DUE PESI, DUE MISURE
Due anni fa in Europa fece scalpore la notizia che una banca privata russo-ceca (First Czech Russian Bank) avesse concesso un prestito al Front National di Marine Le Pen; 9 milioni di euro per la precisione, destinati a finanziare il partito in vista delle future campagne politiche. I media europei fecero a gara nel denunciare la prova lampante che Putin metteva le mani sui partiti politici europei anti-Ue.
In Italia capofila di questa scemenza fu il solito Corriere della Sera (e come poteva non essere) con un articolo delirante in cui definì che la banca privata, la “banca di Putin”.
Badate bene: in questo caso si trattava di un prestito (e non di una donazione a fondo perduto come per la Clinton) di una banca privata (e non di un governo come per la Clinton) ad un partito politico (e non direttamente alla Fondazione di famiglia, come per la Clinton). Eppure gli stessi media che gridarono allo scandalo per il caso Le Pen, sono rimasti sorprendentemente silenziosi per il caso della signora Hillary.

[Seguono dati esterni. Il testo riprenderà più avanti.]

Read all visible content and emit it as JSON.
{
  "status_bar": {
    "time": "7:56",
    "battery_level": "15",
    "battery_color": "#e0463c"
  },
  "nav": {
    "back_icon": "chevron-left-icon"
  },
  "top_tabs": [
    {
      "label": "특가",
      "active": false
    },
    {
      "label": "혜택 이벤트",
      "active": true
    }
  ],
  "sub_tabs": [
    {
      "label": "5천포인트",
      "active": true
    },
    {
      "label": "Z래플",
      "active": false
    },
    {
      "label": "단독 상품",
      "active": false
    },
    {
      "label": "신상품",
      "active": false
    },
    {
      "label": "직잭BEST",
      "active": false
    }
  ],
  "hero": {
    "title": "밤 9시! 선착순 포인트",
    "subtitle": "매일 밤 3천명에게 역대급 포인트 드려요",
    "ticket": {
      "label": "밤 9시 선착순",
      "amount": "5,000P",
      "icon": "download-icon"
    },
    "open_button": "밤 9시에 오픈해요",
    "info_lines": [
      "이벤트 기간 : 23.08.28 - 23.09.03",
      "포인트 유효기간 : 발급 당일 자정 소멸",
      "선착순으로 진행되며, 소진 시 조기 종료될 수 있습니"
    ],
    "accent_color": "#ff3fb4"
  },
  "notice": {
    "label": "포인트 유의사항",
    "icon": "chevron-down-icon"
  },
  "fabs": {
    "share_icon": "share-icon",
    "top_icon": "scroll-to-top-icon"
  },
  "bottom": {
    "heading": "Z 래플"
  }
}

Per la cronaca, la First Czech Russian Bank era talmente “di Putin” che la Banca Centrale russa le ha recentemente revocato la licenza ad operare (in pratica quello che Bankitalia non fece con MPS).
CUORE E PORTAFOGLIO
Dei tanti scandali che attraversano la campagna presidenziale di Hillary Clinton, quello dei finanziamenti sauditi alla sua Fondazione e a lei stessa, sembra essere il più imbarazzante; ancora più dei disastri della politica estera o del MailGate.
Rimane una verità non consolante: per il Partito Democratico americano vale la stessa regola del Partito Democratico italiano: più il cuore è a sinistra e più il portafoglio sta rigorosamente a destra. In questo la sinistra di tutto il mondo è perfettamente coerente con se stessa.